If your small business is really small (think a one-person interior design service), subcontracting may be the more efficient and accessible path to federal contracts. When awarding a large contract, the government often requires a primary contractor to subcontract out a portion of the work to one or more small businesses. By teaming up with primary contractors, small businesses can gain experience in government contracting and help their bottom line.

The government maintains a database of federal primary contract opportunities, and the SBA runs a database of subcontracting opportunities.

Write a proposal

If you find a primary contract opportunity in the database that you’d like to pursue, your next step is to submit a proposal. Writing a proposal can be daunting, but it’s important to provide the specific details the contract asks for in the exact format requested.

The process is tricky, but it’s possible to find help along the way.

The government’s procurement process “is a fair but complex process filled with acronyms, regulations and requirements,” says Ed Coleman, chair of the Washington, D.C., chapter of SCORE, a free small-business mentoring service. “Before responding to [a request for proposal], I would recommend that the small business take free and/or low-cost workshops to learn about the federal process.” Workshops are available through the SBA, SCORE or a local Procurement Technical Assistance Center.

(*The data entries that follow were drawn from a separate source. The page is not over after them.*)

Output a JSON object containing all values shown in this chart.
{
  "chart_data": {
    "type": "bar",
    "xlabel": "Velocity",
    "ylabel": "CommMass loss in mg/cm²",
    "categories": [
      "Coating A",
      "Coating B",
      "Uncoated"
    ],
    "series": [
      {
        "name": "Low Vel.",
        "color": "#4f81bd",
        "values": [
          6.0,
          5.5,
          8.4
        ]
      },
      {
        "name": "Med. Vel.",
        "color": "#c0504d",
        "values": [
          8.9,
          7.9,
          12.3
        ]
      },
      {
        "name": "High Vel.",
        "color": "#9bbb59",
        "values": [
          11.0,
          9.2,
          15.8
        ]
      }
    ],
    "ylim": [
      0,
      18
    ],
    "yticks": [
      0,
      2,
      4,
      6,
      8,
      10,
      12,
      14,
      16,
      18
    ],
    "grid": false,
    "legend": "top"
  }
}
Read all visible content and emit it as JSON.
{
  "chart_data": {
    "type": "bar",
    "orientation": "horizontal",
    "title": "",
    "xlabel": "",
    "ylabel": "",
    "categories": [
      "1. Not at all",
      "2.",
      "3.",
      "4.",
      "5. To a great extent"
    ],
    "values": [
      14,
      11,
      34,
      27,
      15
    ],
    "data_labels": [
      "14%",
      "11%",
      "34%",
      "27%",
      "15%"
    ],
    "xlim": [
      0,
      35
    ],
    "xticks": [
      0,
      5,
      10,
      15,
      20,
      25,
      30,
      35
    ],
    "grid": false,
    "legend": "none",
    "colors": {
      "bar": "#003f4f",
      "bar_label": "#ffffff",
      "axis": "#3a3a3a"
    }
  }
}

The SBA also offers the All Small Mentor-Protege program to match small businesses that are new to government contracting with a mentor that can help them through the entire process.

Fulfill the contract

Delivering the goods or services promised in the proposal is a lot to manage, Flores says, especially if the contract involves orders to multiple agencies. Alamo Music Center has integrated the process into its business strategy by designating employees to be in charge of seeing the contracts through.

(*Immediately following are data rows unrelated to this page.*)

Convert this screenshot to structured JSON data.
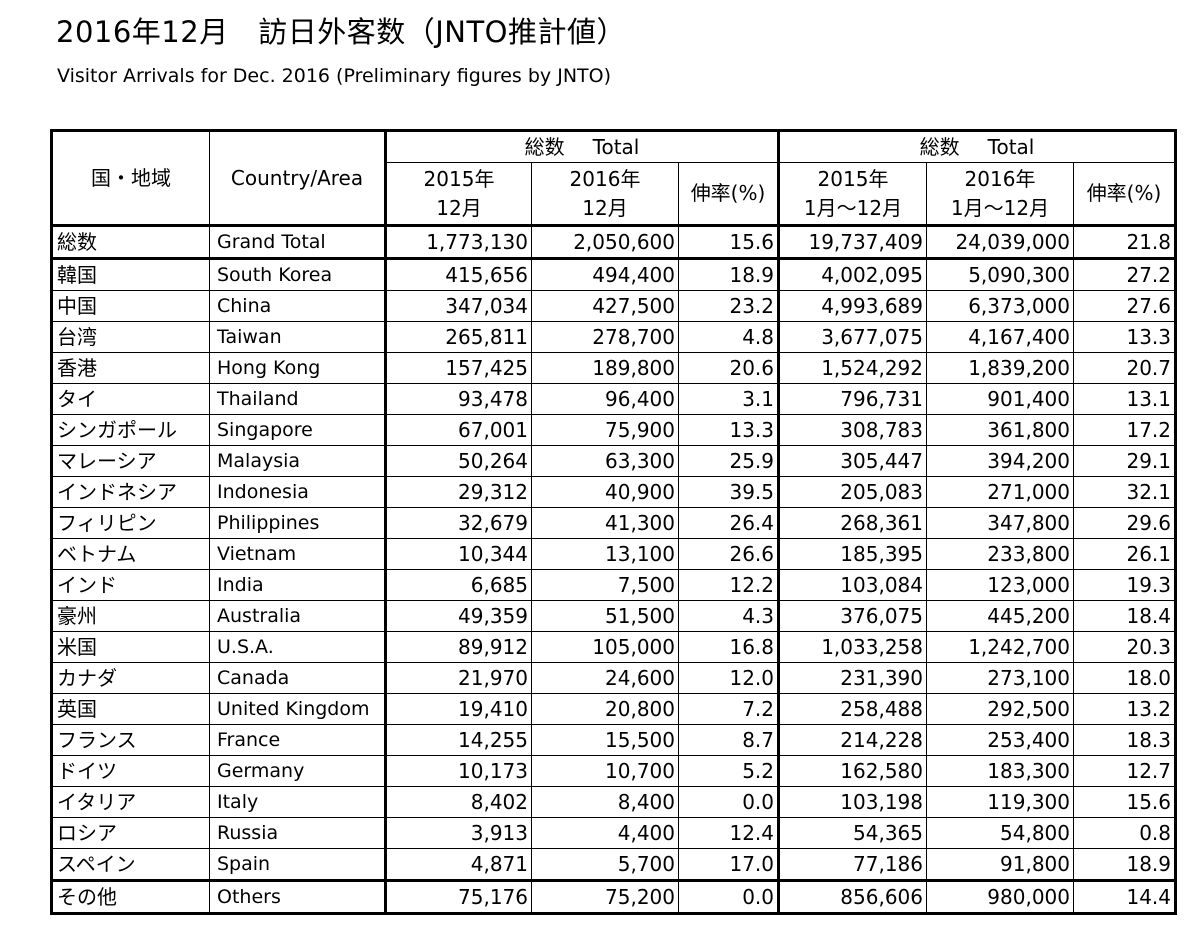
{
  "header": {
    "title": "2016年12月　訪日外客数（JNTO推計値）",
    "subtitle": "Visitor Arrivals for Dec. 2016 (Preliminary figures by JNTO)"
  },
  "table": {
    "col_ja": "国・地域",
    "col_en": "Country/Area",
    "group_total_ja": "総数",
    "group_total_en": "Total",
    "h_2015": "2015年",
    "h_2016": "2016年",
    "h_dec": "12月",
    "h_jan_dec": "1月～12月",
    "h_growth": "伸率(%)",
    "rows": [
      {
        "ja": "総数",
        "en": "Grand Total",
        "v": [
          "1,773,130",
          "2,050,600",
          "15.6",
          "19,737,409",
          "24,039,000",
          "21.8"
        ]
      },
      {
        "ja": "韓国",
        "en": "South Korea",
        "v": [
          "415,656",
          "494,400",
          "18.9",
          "4,002,095",
          "5,090,300",
          "27.2"
        ]
      },
      {
        "ja": "中国",
        "en": "China",
        "v": [
          "347,034",
          "427,500",
          "23.2",
          "4,993,689",
          "6,373,000",
          "27.6"
        ]
      },
      {
        "ja": "台湾",
        "en": "Taiwan",
        "v": [
          "265,811",
          "278,700",
          "4.8",
          "3,677,075",
          "4,167,400",
          "13.3"
        ]
      },
      {
        "ja": "香港",
        "en": "Hong Kong",
        "v": [
          "157,425",
          "189,800",
          "20.6",
          "1,524,292",
          "1,839,200",
          "20.7"
        ]
      },
      {
        "ja": "タイ",
        "en": "Thailand",
        "v": [
          "93,478",
          "96,400",
          "3.1",
          "796,731",
          "901,400",
          "13.1"
        ]
      },
      {
        "ja": "シンガポール",
        "en": "Singapore",
        "v": [
          "67,001",
          "75,900",
          "13.3",
          "308,783",
          "361,800",
          "17.2"
        ]
      },
      {
        "ja": "マレーシア",
        "en": "Malaysia",
        "v": [
          "50,264",
          "63,300",
          "25.9",
          "305,447",
          "394,200",
          "29.1"
        ]
      },
      {
        "ja": "インドネシア",
        "en": "Indonesia",
        "v": [
          "29,312",
          "40,900",
          "39.5",
          "205,083",
          "271,000",
          "32.1"
        ]
      },
      {
        "ja": "フィリピン",
        "en": "Philippines",
        "v": [
          "32,679",
          "41,300",
          "26.4",
          "268,361",
          "347,800",
          "29.6"
        ]
      },
      {
        "ja": "ベトナム",
        "en": "Vietnam",
        "v": [
          "10,344",
          "13,100",
          "26.6",
          "185,395",
          "233,800",
          "26.1"
        ]
      },
      {
        "ja": "インド",
        "en": "India",
        "v": [
          "6,685",
          "7,500",
          "12.2",
          "103,084",
          "123,000",
          "19.3"
        ]
      },
      {
        "ja": "豪州",
        "en": "Australia",
        "v": [
          "49,359",
          "51,500",
          "4.3",
          "376,075",
          "445,200",
          "18.4"
        ]
      },
      {
        "ja": "米国",
        "en": "U.S.A.",
        "v": [
          "89,912",
          "105,000",
          "16.8",
          "1,033,258",
          "1,242,700",
          "20.3"
        ]
      },
      {
        "ja": "カナダ",
        "en": "Canada",
        "v": [
          "21,970",
          "24,600",
          "12.0",
          "231,390",
          "273,100",
          "18.0"
        ]
      },
      {
        "ja": "英国",
        "en": "United Kingdom",
        "v": [
          "19,410",
          "20,800",
          "7.2",
          "258,488",
          "292,500",
          "13.2"
        ]
      },
      {
        "ja": "フランス",
        "en": "France",
        "v": [
          "14,255",
          "15,500",
          "8.7",
          "214,228",
          "253,400",
          "18.3"
        ]
      },
      {
        "ja": "ドイツ",
        "en": "Germany",
        "v": [
          "10,173",
          "10,700",
          "5.2",
          "162,580",
          "183,300",
          "12.7"
        ]
      },
      {
        "ja": "イタリア",
        "en": "Italy",
        "v": [
          "8,402",
          "8,400",
          "0.0",
          "103,198",
          "119,300",
          "15.6"
        ]
      },
      {
        "ja": "ロシア",
        "en": "Russia",
        "v": [
          "3,913",
          "4,400",
          "12.4",
          "54,365",
          "54,800",
          "0.8"
        ]
      },
      {
        "ja": "スペイン",
        "en": "Spain",
        "v": [
          "4,871",
          "5,700",
          "17.0",
          "77,186",
          "91,800",
          "18.9"
        ]
      },
      {
        "ja": "その他",
        "en": "Others",
        "v": [
          "75,176",
          "75,200",
          "0.0",
          "856,606",
          "980,000",
          "14.4"
        ]
      }
    ]
  }
}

“There’s a lot of crazy rules you have to follow because you’re working with the government,” Flores says. For a typical retail customer, she notes, you simply sell an item, give the bill and get paid within a set term, “but with the government, you have to put everything into a special system, everything has to match up perfectly, and if it doesn’t, it gets rejected and you have to go back and do it again.”

Though the process can be complicated, for Flores and Alamo Music Center, fulfilling contracts means more than just money; it also allows them to participate in representing the country abroad.

Many bands who receive musical instruments from the contracts travel around the world, Flores says. “They perform for different embassies or countries. So they are representing the U.S. out there in the world, and they are using our products to do it.

“It’s kind of cool we can be a part of that.”